Baixo Quórum e Calendário Junino O presidente da CCJ, senador Otto Alencar (PSD-BA), adota a postura de não convocar deliberações em semanas semipresenciais — período em que os parlamentares têm permissão para votar de forma remota —, devido ao histórico de baixo quórum físico. O esvaziamento político do Parlamento tende a se acentuar a partir de quarta-feira (24), data que une o tradicional feriado nordestino de São João e o apelo popular do jogo do Brasil no Mundial de futebol.

O Impasse Político das Propostas de Jornada

Apesar do apelo popular e da tramitação anterior, o texto enfrenta um cenário de forças opostas nos bastidores do Senado, evidenciado pela diferença de tratamento dada pela presidência da Casa às propostas sobre o tema.

  • A PEC do Fim da Escala 6×1: Reduz a jornada máxima semanal de 44 para 40 horas e extingue o modelo atual de seis dias de trabalho para um de folga. Passou na Câmara com apoio esmagador (apenas 22 votos contrários entre 513 deputados), mas segue travada por Alcolumbre, que defende “debater o tema com calma” e “melhorar o texto”.

  • A PEC Alternativa da Oposição: Defendida pela ala conservadora, a contraproposta visa manter a escala 6×1 permitida em lei e abre espaço para a regularização de contratos de trabalho baseados estritamente em horas trabalhadas. Foi enviada por Alcolumbre para a CCJ no mesmo dia em que foi protocolada.

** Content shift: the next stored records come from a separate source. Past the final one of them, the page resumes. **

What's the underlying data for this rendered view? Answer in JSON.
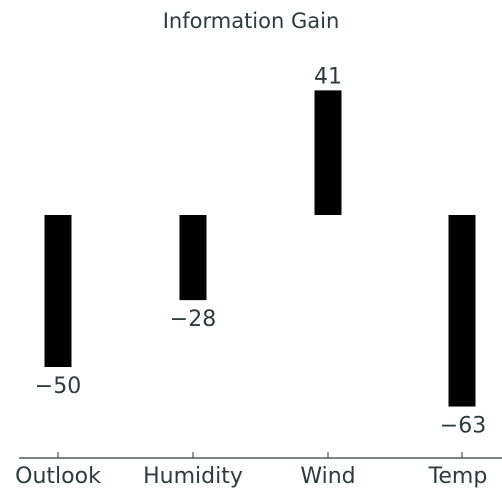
{
  "chart_data": {
    "type": "bar",
    "title": "Information Gain",
    "categories": [
      "Outlook",
      "Humidity",
      "Wind",
      "Temp"
    ],
    "values": [
      -50,
      -28,
      41,
      -63
    ],
    "data_labels": [
      "−50",
      "−28",
      "41",
      "−63"
    ],
    "xlabel": "",
    "ylabel": "",
    "grid": false,
    "legend": "none",
    "colors": {
      "bar": "#000000",
      "axis": "#2e3b3b",
      "text": "#2e3b3b"
    }
  }
}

Posicionamento da CCJ: Apesar da celeridade dada por Alcolumbre ao texto da oposição, o presidente do colegiado, Otto Alencar, garantiu publicamente que vai priorizar a tramitação da PEC original do fim da escala 6×1, justificando que ela iniciou seu rito oficial no Congresso antes do texto concorrente.

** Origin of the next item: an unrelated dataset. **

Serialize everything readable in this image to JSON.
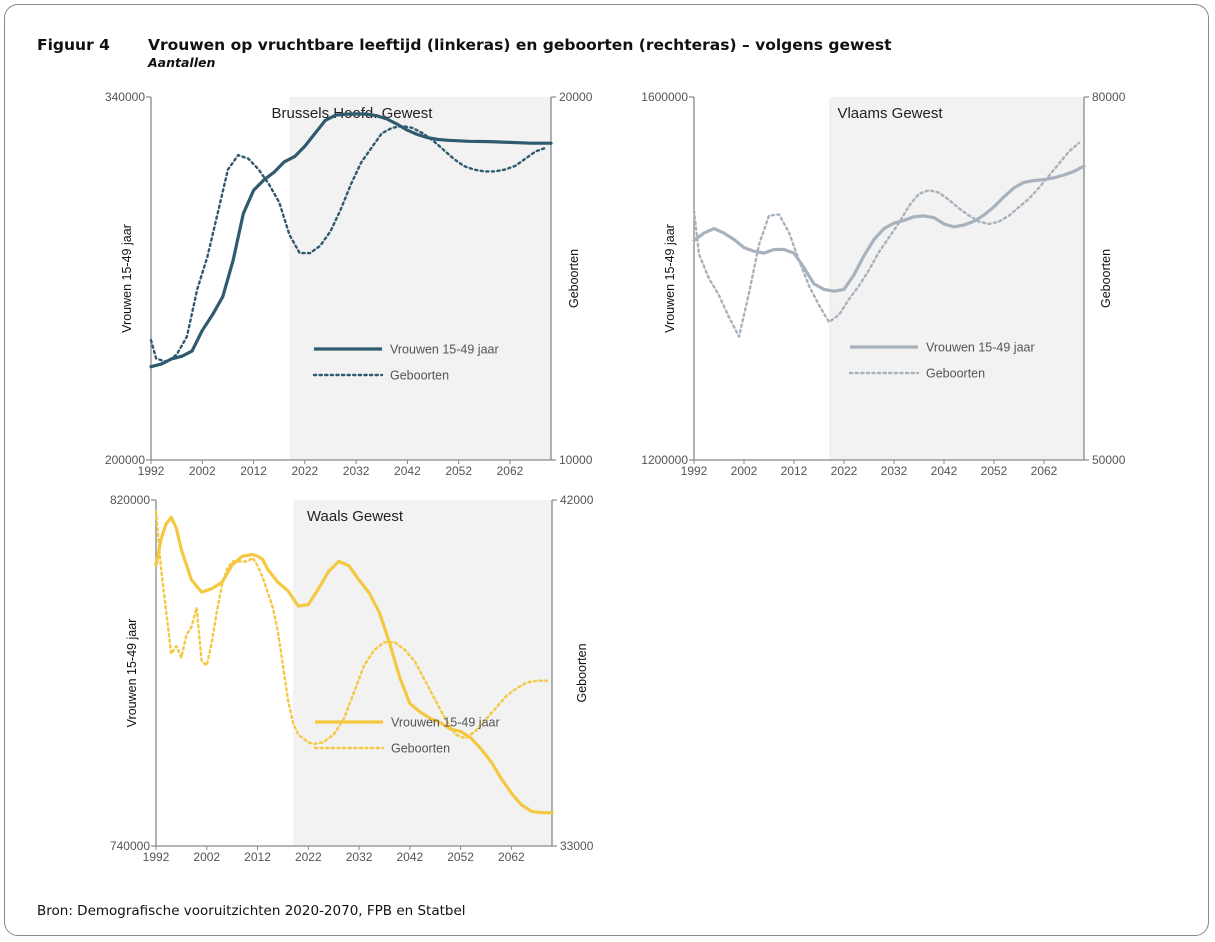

Pressão da Base Aliada A demora em dar andamento ao texto aprovado pelos deputados tem gerado insatisfação e cobranças em plenário. Na última semana, o senador Paulo Paim (PT-RS) subiu à tribuna para criticar publicamente a morosidade do Senado Federal em dar início aos debates formais. O parlamentar questionou quais justificativas políticas fundamentam o atraso de uma matéria que já acumulou anos de debates estruturais na sociedade e no meio sindical.